Division of Practice Advancement and Clinical Education and Office of Organizational Effectiveness, Planning, and Assessment, UNC Eshelman School of Pharmacy, University of North Carolina at Chapel Hill, Chapel Hill, NC, USA.
UNC Health, Chapel Hill, NC, USA.
Am J Health Syst Pharm. 2022 Jun 23;79(13):1070-1078. doi: 10.1093/ajhp/zxac072.
The purpose of this study was to identify and build consensus on operational tasks that occur within a health-system pharmacy.
An expert panel of 8 individuals was invited to participate in a 3-round modified Delphi process. In the first round, the expert panel independently reviewed an initial list and provided feedback. All feedback was incorporated into the second round and then reviewed and discussed as a group. The expert panel reviewed an updated list based on feedback from the second round and reached consensus on a final list of operational processes and corresponding tasks.
All 8 participants agreed to serve on the Delphi expert panel and reviewed an initial list of 9 process categories (hazardous intravenous [IV] medications, nonhazardous IV medications, hazardous oral medications, nonhazardous oral medications, controlled substances, total parenteral nutrition [TPN]/fluid preparations, distribution and delivery, clinical tasks, and miscellaneous operational tasks) and 44 corresponding tasks. Through the Delphi process, 72 new tasks were identified in the first round, while 34 new tasks were identified in the second round. In the third and final round, the expert panel reviewed the updated list of 9 process categories and 150 corresponding tasks, made additional edits, and reached consensus on a final list of 9 processes and 138 corresponding tasks that represented operational work within a health-system pharmacy.

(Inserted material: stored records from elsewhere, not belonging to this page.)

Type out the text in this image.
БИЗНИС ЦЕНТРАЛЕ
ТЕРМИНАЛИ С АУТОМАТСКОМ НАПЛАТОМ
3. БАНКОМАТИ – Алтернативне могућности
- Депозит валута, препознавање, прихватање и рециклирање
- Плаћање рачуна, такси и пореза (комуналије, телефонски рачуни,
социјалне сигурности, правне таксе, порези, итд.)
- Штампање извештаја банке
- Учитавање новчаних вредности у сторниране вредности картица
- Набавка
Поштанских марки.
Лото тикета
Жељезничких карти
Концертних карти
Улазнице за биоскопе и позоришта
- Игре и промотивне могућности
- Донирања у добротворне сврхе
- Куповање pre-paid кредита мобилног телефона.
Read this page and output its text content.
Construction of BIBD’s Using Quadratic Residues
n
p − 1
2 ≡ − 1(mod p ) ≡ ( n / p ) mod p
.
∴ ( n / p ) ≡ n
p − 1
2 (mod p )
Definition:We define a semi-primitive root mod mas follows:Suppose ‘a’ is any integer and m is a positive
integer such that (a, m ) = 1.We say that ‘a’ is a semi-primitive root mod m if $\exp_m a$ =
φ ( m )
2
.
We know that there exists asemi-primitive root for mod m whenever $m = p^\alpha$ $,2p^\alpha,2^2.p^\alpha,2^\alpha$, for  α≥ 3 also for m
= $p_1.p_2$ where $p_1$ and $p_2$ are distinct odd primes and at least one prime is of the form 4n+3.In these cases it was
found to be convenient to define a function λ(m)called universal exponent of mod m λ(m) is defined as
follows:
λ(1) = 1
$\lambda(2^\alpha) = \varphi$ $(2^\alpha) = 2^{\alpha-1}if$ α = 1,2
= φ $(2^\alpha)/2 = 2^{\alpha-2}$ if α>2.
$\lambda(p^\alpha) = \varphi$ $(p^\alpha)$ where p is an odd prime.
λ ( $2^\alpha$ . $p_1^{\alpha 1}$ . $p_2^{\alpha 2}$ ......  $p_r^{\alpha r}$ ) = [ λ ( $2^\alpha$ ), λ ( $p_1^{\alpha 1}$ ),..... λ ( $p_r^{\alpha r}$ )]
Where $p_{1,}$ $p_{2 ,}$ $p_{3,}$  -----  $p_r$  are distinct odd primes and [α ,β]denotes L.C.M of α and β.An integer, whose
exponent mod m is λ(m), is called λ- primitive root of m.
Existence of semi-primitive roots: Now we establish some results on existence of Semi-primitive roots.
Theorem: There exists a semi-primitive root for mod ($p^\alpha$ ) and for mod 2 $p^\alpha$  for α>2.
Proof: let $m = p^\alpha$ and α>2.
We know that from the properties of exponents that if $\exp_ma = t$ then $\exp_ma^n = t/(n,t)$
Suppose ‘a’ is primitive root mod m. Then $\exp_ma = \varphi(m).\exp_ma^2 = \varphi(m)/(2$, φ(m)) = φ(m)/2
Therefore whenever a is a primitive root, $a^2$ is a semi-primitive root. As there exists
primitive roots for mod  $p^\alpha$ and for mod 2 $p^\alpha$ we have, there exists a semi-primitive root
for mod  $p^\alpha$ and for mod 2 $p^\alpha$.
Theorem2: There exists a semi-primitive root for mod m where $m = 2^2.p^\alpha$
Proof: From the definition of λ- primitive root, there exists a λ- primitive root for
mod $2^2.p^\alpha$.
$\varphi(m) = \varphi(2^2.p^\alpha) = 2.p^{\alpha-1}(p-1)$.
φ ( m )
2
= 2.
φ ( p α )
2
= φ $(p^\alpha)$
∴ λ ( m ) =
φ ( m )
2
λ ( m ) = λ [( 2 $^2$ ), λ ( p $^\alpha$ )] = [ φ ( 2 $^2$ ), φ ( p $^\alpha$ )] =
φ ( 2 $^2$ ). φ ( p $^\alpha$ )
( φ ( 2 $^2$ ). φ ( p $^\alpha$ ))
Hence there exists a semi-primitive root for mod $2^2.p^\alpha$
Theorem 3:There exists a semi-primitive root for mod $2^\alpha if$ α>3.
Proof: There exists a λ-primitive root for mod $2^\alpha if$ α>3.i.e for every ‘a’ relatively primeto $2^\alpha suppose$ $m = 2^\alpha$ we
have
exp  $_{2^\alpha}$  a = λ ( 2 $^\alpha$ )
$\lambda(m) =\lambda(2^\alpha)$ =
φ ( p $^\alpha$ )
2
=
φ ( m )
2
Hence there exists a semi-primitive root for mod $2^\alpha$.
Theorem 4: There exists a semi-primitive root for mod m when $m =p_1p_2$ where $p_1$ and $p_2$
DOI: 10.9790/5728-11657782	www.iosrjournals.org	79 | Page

The modified Delphi process effectively identified operational processes and corresponding tasks occurring within hospital pharmacies in a diverse health system. This process facilitated consensus building, and the findings may inform development of an operational workload model.
本研究旨在确定并达成共识,明确医院药学部各项运营任务。
邀请了 8 名专家组成专家组,参与了三轮改良 Delphi 流程。第一轮,专家组独立审查了初始清单并提供反馈。所有反馈均纳入第二轮,并进行了小组审查和讨论。专家组根据第二轮的反馈审查了更新后的清单,并就最终的运营流程和相应任务清单达成了共识。
所有 8 名参与者均同意担任 Delphi 专家组的成员,审查了 9 个流程类别(危害静脉[IV]药物、非危害 IV 药物、危害口服药物、非危害口服药物、受控物质、全胃肠外营养[TPN]/液体制剂、分发和配送、临床任务和杂项运营任务)和 44 项相应任务的初始清单。通过 Delphi 流程,第一轮确定了 72 项新任务,第二轮确定了 34 项新任务。在第三轮(也是最后一轮),专家组审查了 9 个流程类别和 150 项相应任务的更新清单,进行了其他编辑,并就医院药学部运营工作的 9 个流程和 138 项相应任务的最终清单达成了共识。
改良 Delphi 流程有效地确定了医院药学部在多元化医疗体系中发生的运营流程和相应任务。该流程有助于达成共识,研究结果可能为制定运营工作量模型提供信息。